In an interview with FCW, National Counterintelligence Executive Bill Evanina said ODNI is set to launch some of the first continuous evaluation capabilities for agencies in early 2015 and will offer them to all federal agencies by the end of 2016.

The governmentwide continuous evaluation system will check the names of people with security clearances against publicly available data such as police, court and credit records. That data, typically used in the standard security review cycles of five years or more, can flag issues for background investigators.

When linked to continuous evaluation systems, Evanina said, those databases can more immediately provide pertinent information to investigators. Instead of waiting years for the next clearance review to roll around, the information would be available almost immediately and agencies could prioritize investigative resources, he added.
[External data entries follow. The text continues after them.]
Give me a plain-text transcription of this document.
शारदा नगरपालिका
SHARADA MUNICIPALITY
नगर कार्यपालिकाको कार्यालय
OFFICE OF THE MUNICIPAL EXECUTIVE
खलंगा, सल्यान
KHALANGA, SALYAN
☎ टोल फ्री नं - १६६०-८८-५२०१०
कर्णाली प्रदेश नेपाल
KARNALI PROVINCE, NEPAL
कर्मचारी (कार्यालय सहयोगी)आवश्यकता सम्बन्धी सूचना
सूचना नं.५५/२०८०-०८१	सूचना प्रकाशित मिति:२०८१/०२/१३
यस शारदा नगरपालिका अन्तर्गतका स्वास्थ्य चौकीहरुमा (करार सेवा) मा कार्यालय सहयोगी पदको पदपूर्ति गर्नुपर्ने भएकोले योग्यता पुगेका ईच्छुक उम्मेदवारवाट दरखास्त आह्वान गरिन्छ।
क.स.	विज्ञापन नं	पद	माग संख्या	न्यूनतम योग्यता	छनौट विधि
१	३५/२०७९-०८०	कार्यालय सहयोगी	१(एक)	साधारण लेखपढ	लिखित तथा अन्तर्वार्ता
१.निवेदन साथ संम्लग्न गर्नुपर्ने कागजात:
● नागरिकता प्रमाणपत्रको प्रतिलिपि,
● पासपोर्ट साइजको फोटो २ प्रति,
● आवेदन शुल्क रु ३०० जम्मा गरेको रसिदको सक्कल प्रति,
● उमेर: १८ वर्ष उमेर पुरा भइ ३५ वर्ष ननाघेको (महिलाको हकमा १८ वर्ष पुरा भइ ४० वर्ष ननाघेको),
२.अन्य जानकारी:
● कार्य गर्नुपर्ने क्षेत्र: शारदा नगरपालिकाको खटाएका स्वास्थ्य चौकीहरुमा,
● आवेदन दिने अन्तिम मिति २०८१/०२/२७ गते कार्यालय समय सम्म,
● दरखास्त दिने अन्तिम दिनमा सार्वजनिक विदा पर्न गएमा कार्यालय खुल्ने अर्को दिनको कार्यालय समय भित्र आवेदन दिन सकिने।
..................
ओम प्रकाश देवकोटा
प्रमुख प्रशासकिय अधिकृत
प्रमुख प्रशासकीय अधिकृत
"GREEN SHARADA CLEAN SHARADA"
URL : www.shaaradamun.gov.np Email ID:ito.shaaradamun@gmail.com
Although social media is pervasive in everyday life, Evanina said it isn't currently used in federal security-clearance checks. But he added that social media and other publicly available data on the Internet could offer a way to accelerate checks and make them more effective.He confirmed that several trials are underway with federal agency volunteers to monitor employees' publicly viewable social media activities. "We're doing robust, comprehensive trials to evaluate source media for continuous evaluation," he said.

ODNI can access only public posts. "If you have a password" protecting the data, Evanina said, "we can't get in."

He added that the approach is similar to current security-clearance searches of public criminal and financial databases but faster.

Evanina and others familiar with the trials said part of the evaluation of social media is deciding whether the information gleaned from public-facing sites is worth the time it takes to gather it.

At a recent conference on social media use in the government, a federal official said information gleaned from social media sources has led to new avenues for background-check investigations that might have not been explored previously. In one trial, the findings sparked a deeper investigation for 28 percent of the participants.

So far, however, it's been a wash, the official said, with no revelatory "wow" moments sparked by social media postings.